Leur bonheur à l'idée d'assister aux Jeux de Rio m'a presque surpris. Car il se situe à contre-courant du ras-le-bol, du cynisme et de la colère ressentis par des milliers de personnes aux quatre coins du monde à la suite des récentes révélations concernant le dopage.

Beaucoup de ces gens entretiendront un doute lorsque les médaillés des nombreuses disciplines « à risque » monteront sur le podium au cours de la prochaine quinzaine. Il serait d'ailleurs plus sage de qualifier certains médaillés d'or de « champions olympiques provisoires ». Car qui sait ce que recèleront leurs échantillons d'urine s'ils sont de nouveau examinés au cours des 10 prochaines années, période durant laquelle ils seront conservés ?

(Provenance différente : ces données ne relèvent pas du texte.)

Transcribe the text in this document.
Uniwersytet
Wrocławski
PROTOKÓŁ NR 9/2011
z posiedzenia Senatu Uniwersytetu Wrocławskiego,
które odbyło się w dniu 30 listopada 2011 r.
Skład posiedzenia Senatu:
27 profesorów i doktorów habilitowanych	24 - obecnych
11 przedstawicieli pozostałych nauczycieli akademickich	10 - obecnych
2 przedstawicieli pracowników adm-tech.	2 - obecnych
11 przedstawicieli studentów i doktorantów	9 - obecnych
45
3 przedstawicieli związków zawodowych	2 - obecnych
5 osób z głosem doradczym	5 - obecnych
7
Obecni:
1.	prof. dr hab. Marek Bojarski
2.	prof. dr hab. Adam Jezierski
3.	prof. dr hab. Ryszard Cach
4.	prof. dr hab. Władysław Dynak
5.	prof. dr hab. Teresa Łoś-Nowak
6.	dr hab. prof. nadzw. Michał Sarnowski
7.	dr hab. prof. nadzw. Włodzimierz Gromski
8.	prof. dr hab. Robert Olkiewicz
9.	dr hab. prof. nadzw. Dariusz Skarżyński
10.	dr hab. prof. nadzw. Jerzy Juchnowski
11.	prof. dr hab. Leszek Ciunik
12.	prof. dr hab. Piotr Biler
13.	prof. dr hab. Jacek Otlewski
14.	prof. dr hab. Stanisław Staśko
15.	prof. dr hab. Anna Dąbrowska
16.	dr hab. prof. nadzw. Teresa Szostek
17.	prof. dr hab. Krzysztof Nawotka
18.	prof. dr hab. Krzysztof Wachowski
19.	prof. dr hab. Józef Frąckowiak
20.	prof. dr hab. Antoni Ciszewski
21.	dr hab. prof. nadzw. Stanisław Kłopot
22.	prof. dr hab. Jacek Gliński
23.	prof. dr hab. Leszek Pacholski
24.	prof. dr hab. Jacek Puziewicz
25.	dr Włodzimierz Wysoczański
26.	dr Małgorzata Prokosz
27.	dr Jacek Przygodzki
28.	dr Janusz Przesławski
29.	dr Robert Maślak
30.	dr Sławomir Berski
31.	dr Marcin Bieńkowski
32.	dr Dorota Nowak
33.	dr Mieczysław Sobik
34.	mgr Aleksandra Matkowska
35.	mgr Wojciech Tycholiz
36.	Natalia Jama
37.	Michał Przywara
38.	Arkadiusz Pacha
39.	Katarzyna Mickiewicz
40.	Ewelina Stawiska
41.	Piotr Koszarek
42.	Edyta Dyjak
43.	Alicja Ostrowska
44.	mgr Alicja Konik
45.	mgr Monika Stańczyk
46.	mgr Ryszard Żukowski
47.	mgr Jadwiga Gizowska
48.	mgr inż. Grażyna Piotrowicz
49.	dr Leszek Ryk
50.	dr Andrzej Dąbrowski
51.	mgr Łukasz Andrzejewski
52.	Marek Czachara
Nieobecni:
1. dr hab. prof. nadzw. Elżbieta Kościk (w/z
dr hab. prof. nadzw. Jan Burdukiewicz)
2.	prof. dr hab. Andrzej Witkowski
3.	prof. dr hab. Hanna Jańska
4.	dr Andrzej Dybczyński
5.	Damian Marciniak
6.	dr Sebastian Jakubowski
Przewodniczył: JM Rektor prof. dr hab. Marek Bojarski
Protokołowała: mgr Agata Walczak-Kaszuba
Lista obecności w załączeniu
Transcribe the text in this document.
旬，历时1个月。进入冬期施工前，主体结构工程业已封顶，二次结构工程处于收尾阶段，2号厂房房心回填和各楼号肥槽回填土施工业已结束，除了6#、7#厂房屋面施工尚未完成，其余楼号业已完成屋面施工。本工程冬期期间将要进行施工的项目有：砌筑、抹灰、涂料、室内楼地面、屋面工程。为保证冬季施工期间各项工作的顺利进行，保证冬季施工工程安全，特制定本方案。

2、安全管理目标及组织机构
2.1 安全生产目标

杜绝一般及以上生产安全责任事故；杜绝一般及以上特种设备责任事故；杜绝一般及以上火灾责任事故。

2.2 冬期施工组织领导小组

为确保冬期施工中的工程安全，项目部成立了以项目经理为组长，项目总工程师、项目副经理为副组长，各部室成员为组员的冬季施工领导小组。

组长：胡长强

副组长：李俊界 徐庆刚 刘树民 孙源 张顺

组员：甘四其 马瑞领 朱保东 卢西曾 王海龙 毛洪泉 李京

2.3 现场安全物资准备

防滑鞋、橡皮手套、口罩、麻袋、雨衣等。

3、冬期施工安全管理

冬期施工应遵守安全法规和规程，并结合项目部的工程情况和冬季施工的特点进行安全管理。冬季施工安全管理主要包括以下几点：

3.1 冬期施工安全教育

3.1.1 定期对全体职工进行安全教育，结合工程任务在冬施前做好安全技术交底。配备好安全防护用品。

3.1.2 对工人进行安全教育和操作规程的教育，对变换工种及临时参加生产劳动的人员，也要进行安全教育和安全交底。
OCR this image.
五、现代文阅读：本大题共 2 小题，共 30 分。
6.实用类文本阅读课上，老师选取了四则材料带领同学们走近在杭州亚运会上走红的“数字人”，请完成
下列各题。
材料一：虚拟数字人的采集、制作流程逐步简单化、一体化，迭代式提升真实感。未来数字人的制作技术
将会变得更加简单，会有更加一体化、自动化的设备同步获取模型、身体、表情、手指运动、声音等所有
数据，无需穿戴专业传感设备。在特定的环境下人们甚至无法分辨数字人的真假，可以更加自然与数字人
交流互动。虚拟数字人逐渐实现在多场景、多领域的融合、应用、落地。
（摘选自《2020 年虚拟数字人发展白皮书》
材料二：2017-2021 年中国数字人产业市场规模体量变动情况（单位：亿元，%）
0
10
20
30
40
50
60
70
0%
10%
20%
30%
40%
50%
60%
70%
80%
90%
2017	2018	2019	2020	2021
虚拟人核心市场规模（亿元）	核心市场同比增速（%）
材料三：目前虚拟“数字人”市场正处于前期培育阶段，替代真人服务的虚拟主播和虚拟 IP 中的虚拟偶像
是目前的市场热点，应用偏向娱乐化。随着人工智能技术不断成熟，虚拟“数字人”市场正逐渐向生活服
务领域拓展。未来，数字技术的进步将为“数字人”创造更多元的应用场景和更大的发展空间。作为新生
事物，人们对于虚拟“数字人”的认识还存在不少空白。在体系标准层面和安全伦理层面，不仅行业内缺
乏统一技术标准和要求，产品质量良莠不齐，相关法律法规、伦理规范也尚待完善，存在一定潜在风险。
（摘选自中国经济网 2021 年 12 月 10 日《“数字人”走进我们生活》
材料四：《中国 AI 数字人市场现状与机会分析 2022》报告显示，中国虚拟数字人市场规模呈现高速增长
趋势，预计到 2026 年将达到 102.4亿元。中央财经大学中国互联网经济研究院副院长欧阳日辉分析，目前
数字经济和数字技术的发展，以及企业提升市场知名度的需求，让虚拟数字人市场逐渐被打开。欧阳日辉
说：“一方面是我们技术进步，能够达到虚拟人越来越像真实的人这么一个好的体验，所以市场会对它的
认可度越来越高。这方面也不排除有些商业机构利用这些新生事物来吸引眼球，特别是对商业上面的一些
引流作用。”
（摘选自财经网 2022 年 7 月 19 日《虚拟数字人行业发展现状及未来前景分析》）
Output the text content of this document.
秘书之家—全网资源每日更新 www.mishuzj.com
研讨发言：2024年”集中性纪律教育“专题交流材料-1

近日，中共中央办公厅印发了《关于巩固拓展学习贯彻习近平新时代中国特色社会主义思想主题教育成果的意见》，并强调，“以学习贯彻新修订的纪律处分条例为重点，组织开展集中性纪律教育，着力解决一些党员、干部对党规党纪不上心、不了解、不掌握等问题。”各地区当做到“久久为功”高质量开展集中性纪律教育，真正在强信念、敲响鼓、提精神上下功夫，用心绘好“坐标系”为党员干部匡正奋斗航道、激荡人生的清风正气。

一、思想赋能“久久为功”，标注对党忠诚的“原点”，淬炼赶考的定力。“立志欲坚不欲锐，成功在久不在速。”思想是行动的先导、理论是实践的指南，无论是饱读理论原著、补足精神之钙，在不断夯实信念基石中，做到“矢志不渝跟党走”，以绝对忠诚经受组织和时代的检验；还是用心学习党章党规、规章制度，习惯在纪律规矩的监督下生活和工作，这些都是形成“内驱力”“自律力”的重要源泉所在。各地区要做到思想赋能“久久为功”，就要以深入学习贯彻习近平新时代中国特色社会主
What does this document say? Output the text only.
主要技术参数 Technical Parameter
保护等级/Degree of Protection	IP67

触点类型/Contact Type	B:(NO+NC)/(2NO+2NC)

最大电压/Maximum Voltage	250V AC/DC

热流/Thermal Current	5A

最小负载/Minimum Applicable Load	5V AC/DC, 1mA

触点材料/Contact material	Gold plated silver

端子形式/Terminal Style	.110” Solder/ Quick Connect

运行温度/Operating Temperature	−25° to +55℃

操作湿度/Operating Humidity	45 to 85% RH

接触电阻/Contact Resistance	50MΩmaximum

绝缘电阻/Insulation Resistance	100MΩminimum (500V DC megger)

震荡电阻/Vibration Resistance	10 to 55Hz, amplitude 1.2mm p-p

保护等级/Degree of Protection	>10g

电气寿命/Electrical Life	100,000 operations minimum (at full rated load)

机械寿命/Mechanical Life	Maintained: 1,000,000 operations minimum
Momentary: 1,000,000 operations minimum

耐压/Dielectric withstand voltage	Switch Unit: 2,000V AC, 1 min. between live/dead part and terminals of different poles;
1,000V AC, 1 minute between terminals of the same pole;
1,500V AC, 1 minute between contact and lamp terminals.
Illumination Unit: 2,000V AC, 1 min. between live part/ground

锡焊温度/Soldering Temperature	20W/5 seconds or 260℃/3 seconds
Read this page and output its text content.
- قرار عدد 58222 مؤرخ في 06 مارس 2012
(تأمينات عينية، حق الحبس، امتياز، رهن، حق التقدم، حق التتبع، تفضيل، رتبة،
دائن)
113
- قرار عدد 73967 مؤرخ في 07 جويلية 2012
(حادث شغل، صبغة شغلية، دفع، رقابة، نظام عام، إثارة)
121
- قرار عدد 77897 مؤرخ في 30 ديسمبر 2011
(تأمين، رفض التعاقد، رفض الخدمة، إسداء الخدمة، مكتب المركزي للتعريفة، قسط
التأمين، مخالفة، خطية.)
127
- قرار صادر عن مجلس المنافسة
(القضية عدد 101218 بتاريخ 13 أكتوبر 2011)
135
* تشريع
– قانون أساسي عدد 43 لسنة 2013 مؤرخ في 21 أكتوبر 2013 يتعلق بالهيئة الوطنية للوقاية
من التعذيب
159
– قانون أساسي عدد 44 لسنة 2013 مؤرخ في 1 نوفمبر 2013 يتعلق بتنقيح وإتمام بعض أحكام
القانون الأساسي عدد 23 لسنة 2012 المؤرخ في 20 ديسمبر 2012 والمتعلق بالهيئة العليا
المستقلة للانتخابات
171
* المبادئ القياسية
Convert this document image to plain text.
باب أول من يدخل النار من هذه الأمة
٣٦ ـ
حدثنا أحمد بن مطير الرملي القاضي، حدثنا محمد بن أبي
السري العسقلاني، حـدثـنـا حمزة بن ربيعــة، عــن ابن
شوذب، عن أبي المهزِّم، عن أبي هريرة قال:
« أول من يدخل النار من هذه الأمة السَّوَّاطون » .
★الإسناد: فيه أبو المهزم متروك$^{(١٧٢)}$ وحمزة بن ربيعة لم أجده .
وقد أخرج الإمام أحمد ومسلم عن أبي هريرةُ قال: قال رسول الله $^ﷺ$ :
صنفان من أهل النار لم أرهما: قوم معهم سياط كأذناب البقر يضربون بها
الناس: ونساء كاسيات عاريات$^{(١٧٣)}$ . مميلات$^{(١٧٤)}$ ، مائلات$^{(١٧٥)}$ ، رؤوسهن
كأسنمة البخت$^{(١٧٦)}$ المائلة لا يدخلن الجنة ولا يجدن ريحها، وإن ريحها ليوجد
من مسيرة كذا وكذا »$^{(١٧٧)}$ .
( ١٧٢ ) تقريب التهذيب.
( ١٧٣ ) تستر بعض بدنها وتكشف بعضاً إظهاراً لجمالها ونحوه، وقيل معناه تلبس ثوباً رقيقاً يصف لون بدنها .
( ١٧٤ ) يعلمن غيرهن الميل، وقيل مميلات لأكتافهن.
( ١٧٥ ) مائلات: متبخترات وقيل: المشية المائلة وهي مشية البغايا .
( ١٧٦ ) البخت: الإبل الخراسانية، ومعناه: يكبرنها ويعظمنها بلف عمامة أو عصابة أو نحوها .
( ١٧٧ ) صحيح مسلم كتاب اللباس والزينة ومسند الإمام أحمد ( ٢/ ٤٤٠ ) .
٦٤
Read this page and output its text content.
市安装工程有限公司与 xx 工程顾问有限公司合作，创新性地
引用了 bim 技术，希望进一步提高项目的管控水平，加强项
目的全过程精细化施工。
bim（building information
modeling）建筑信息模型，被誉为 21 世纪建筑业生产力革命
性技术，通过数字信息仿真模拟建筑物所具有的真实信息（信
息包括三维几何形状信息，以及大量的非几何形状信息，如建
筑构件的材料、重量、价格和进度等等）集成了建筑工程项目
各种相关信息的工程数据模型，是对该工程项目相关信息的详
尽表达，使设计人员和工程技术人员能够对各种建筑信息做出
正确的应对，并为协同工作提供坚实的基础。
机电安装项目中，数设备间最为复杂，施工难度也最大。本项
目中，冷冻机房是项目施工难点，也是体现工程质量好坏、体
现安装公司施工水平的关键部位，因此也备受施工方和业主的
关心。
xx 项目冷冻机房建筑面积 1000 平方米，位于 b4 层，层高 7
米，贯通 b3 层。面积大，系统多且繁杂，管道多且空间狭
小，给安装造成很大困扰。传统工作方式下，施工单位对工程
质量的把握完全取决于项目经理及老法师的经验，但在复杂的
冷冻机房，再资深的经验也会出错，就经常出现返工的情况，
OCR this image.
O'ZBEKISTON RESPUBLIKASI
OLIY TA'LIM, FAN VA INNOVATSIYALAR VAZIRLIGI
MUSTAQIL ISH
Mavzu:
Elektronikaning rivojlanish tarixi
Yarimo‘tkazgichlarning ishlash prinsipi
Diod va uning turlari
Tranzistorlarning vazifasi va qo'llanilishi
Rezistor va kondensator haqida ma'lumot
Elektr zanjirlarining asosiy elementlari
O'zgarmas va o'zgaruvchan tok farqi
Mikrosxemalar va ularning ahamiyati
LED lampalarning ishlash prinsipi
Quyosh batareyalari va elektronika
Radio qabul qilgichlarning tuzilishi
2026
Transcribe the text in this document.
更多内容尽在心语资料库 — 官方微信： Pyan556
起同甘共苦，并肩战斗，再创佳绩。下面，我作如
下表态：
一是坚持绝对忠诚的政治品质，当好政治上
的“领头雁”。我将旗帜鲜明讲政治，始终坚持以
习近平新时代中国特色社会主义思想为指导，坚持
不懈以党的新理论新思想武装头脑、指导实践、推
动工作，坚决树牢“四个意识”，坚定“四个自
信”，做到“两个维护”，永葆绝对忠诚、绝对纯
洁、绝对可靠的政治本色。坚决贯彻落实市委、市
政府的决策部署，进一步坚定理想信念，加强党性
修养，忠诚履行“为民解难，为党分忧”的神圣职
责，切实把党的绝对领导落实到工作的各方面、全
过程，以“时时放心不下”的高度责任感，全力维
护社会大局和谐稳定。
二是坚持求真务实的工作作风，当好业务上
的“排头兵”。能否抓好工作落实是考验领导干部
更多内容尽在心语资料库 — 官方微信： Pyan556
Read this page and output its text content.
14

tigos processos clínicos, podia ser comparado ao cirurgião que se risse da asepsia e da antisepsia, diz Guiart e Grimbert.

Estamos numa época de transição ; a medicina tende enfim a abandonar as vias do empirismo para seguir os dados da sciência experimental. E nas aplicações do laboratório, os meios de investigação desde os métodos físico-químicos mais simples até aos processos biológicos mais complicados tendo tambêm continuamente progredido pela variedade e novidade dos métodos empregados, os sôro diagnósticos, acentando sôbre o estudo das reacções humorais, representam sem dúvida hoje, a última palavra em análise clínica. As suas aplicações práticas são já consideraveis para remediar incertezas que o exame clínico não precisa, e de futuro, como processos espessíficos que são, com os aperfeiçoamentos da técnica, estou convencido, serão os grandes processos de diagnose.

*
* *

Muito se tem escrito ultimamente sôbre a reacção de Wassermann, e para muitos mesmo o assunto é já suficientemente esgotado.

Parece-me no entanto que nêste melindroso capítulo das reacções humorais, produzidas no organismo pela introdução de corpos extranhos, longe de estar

Assisterons-nous alors à une hécatombe semblable à celle des dernières semaines, où des techniques d'analyse plus sophistiquées ont conduit à une augmentation spectaculaire de cas positifs durant les Jeux de Pékin (2008) et de Londres (2012) ?

Imaginez : cette année, 98 nouveaux tricheurs ont été démasqués. Et ce nombre augmentera sûrement puisque d'autres tests sont en cours. 

C'est donc dire que huit ans après les Jeux de Pékin et quatre ans après ceux de Londres, on ignore toujours à quoi ressemblera le tableau final des médailles !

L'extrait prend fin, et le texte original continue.